Bei der Bahn hilft nur noch Schweizer Präzision
Da hilft nur noch Schweizer Präzision
Von Sebastian Schmid
Deutsche Bahn
Die Trennung von Konzernchef Richard Lutz verläuft so, wie es viele Bahnkunden von dem Staatsunternehmen kennen: planlos und mit miesem Timing. Wer von Hamburg nach Berlin pendelt, weiß, wovon ich spreche. Bis Ende April 2026 ist die Strecke für eine Generalsanierung gesperrt worden. Das passt zur Bilanz des Bahnchefs, die gepflastert ist mit Zugausfällen. Und selbst wenn gefahren wird, ist mittlerweile kaum mehr als jeder zweite Fernzug „on time". Vincent Ducrot, Chef der Schweizer Bundesbahnen (SBB), hat im Interview mit dem „Tagesspiegel“ bereits vor einem Jahr Mitleid mit den deutschen Kunden zum Ausdruck gebracht. DB-Züge in die Schweiz werden oft in Basel gestoppt, damit das Chaos in Deutschland nicht die Schweizer Präzisionsbahn aus dem Takt wirft.
International berüchtigt
Die katastrophalen Zustände im öffentlichen Fernverkehr sind längst international berüchtigt. „In Germany, a tournament runs smoothly, but the trains do not“, titelte die „New York Times“ während der Fußball-Europameisterschaft 2024. Ein Land, das Aufbruchstimmung braucht und Investoren anziehen will, kann sich die Bürde einer solchen Bahn schlicht nicht leisten. Hier geht es mittlerweile um mehr als nur darum, Menschen pünktlich von A nach B zu befördern.

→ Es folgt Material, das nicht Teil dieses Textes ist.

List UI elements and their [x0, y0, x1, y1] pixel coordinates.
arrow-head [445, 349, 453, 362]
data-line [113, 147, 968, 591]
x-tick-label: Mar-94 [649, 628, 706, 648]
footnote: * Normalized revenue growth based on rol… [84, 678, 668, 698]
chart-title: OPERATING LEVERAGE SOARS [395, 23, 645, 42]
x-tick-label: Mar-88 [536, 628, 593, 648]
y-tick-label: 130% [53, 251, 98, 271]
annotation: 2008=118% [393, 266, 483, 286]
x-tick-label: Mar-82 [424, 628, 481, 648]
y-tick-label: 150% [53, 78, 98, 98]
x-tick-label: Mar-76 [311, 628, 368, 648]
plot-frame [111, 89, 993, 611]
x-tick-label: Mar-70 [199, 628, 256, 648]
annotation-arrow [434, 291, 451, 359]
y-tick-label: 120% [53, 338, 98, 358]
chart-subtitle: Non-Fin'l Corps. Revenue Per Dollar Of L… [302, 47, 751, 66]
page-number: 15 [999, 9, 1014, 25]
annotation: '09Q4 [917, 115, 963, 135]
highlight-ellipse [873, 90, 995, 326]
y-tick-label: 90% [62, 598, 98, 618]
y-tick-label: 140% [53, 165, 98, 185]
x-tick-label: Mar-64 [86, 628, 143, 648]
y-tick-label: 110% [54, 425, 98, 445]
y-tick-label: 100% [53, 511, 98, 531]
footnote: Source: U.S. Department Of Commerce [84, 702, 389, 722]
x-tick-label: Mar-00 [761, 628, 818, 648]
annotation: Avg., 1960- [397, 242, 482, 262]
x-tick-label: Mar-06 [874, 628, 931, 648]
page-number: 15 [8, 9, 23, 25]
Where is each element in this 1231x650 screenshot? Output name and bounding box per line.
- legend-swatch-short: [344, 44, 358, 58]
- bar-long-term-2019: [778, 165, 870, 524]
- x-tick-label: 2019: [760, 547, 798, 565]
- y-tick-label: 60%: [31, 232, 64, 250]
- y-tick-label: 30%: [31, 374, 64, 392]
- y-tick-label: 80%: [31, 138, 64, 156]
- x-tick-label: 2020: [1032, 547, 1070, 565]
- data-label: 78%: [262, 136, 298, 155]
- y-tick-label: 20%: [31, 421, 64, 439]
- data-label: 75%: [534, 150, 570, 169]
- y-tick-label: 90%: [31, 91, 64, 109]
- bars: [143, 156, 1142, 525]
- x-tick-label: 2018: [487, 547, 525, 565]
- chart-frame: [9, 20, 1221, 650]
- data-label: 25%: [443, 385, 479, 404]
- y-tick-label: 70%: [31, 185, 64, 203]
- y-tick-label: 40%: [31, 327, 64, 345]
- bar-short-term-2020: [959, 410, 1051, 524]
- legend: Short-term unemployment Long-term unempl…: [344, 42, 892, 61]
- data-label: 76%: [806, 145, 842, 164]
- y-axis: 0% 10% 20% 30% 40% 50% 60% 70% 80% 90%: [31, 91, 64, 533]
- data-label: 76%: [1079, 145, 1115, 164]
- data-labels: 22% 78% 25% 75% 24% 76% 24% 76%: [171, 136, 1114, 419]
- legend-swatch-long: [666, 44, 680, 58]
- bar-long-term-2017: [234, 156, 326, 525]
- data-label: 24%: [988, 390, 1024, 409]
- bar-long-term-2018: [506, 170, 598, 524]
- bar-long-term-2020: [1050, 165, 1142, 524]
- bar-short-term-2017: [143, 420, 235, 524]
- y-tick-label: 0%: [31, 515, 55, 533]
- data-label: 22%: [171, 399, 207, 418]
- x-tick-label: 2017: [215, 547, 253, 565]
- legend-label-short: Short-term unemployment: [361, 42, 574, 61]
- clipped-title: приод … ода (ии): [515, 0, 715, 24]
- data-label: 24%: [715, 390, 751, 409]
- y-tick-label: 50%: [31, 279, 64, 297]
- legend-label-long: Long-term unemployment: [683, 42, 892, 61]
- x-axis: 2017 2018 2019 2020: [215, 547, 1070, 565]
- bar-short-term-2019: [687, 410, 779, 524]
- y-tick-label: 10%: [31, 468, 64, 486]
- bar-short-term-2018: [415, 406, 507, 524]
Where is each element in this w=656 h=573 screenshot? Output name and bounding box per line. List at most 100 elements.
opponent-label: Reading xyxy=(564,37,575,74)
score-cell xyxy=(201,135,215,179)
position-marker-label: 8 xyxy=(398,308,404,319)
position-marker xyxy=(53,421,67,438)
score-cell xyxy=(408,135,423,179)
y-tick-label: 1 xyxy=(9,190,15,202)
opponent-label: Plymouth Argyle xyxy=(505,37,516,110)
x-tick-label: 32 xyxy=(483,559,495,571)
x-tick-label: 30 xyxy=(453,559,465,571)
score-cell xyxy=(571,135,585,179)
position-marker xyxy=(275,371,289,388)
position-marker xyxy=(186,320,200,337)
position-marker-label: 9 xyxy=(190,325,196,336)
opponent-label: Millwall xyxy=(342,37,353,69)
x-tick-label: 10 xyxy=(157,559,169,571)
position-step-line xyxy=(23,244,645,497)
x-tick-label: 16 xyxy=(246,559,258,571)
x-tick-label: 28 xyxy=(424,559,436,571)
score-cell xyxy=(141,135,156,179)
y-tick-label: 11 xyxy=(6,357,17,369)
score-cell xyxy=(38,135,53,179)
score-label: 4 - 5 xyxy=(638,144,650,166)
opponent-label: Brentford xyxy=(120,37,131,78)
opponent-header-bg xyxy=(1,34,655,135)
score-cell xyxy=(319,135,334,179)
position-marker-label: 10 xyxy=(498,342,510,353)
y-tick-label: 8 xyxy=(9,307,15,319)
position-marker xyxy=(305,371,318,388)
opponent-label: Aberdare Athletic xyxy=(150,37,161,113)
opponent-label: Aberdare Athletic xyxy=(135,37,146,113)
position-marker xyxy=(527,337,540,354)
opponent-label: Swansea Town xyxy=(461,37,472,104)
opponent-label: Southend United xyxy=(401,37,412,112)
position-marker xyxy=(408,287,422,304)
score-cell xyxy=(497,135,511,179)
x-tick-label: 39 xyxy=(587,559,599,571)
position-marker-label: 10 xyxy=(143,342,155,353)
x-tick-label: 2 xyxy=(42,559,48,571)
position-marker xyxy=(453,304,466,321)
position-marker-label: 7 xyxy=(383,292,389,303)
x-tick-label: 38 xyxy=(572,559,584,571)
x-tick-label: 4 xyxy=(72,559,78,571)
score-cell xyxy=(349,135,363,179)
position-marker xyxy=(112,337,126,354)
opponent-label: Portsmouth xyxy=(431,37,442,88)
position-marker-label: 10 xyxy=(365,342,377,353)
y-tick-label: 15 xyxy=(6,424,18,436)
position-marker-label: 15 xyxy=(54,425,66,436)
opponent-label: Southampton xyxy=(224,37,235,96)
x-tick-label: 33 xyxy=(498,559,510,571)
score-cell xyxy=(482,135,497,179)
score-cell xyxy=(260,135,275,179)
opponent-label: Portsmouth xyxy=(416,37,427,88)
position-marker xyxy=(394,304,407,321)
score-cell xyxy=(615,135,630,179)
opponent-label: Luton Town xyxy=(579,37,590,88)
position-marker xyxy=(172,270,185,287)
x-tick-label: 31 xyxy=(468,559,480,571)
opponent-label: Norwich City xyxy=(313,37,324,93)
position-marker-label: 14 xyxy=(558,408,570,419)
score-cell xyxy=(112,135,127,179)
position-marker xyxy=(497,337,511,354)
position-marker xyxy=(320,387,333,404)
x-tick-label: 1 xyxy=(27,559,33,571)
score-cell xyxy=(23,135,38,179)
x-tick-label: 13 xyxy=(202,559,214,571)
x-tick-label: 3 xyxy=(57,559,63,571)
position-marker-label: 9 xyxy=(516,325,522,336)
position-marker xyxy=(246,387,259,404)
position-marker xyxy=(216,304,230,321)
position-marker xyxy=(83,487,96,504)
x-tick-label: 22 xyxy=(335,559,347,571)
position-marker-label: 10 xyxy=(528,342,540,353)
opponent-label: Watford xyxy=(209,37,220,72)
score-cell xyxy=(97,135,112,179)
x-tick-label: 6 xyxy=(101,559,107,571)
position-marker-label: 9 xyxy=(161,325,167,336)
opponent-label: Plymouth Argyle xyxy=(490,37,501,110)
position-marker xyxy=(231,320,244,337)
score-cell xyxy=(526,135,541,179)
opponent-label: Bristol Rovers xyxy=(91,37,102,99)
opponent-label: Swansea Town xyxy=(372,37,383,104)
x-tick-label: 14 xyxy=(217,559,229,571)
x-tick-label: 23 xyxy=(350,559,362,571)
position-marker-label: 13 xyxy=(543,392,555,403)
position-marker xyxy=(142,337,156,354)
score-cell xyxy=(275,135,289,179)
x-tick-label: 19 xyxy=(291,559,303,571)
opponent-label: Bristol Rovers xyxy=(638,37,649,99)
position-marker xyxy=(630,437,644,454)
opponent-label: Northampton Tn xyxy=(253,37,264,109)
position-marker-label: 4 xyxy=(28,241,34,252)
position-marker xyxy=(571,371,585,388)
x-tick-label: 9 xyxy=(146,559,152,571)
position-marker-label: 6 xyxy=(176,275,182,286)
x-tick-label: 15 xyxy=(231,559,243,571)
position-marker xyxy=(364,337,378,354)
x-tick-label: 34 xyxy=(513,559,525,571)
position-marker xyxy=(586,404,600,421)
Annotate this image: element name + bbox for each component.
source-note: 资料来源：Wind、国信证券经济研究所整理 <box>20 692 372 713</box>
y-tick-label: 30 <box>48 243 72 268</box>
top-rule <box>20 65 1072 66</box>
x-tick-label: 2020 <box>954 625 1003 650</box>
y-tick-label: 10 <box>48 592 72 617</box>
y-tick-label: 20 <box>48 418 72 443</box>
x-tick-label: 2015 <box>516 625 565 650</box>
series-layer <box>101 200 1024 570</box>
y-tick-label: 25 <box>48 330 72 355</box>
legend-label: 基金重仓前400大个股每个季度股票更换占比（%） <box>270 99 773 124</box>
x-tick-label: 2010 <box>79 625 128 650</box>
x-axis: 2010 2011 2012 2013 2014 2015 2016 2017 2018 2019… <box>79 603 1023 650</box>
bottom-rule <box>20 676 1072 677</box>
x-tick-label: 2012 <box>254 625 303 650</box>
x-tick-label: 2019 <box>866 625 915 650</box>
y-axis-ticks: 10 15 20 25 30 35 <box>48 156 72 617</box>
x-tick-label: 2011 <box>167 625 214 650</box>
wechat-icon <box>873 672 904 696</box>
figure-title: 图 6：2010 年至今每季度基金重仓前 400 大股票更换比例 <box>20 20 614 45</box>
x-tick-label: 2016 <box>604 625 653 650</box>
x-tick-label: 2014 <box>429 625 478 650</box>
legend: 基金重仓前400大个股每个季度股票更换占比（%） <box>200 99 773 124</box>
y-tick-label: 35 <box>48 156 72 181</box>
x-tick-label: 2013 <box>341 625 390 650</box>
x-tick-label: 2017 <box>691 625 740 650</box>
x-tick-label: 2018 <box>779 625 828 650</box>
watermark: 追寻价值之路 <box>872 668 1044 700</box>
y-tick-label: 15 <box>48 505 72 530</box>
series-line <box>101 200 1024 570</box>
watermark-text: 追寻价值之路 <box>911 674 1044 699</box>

Nur Sanierung und Leuchtturm im Blick
Die Gefahr ist indes, dass sich die Probleme noch verschlimmern. Denn das Unternehmen, das heute schon unter Fachkräftemangel leidet, müsste für einen reibungslosen Betrieb dringend in die Digitalisierung von Stellwerken, Bahnübergängen etc. investieren. Wenn von neuen Milliarden für die Bahninfrastruktur die Rede ist, geht es aber meist nur um Sanierung und Instandhaltung ... oder um fragwürdige Leuchtturm-Projekte wie „Stuttgart 21“, die enorme Ressourcen fressen, auf das Gesamterlebnis aber selbst bei Gelingen kaum einen Einfluss haben werden. Woran es fehlt, ist eine Strategie, die den Kunden in den Vordergrund stellt.
Kunde als Karte im Schwarze-Peter-Spiel
Sowohl in der Konzernführung als auch den streitfreudigen Bahngewerkschaften dient das schlechte Kundenerlebnis indes allenfalls als Trumpfkarte im Schwarze-Peter-Spiel. Zeit, den Teufelskreis zu durchbrechen. Verkehrsminister Patrick Schnieder will am 22. September seine „Agenda für zufriedene Kunden auf der Schiene“ vorstellen. Wenn er es ernst meint, kann er vielleicht den Schweizer Bahnchef abwerben. Mitleid mit den deutschen Kunden hat der immerhin. Und wie es ist, eine funktionierende Bahn zu leiten, weiß er auch.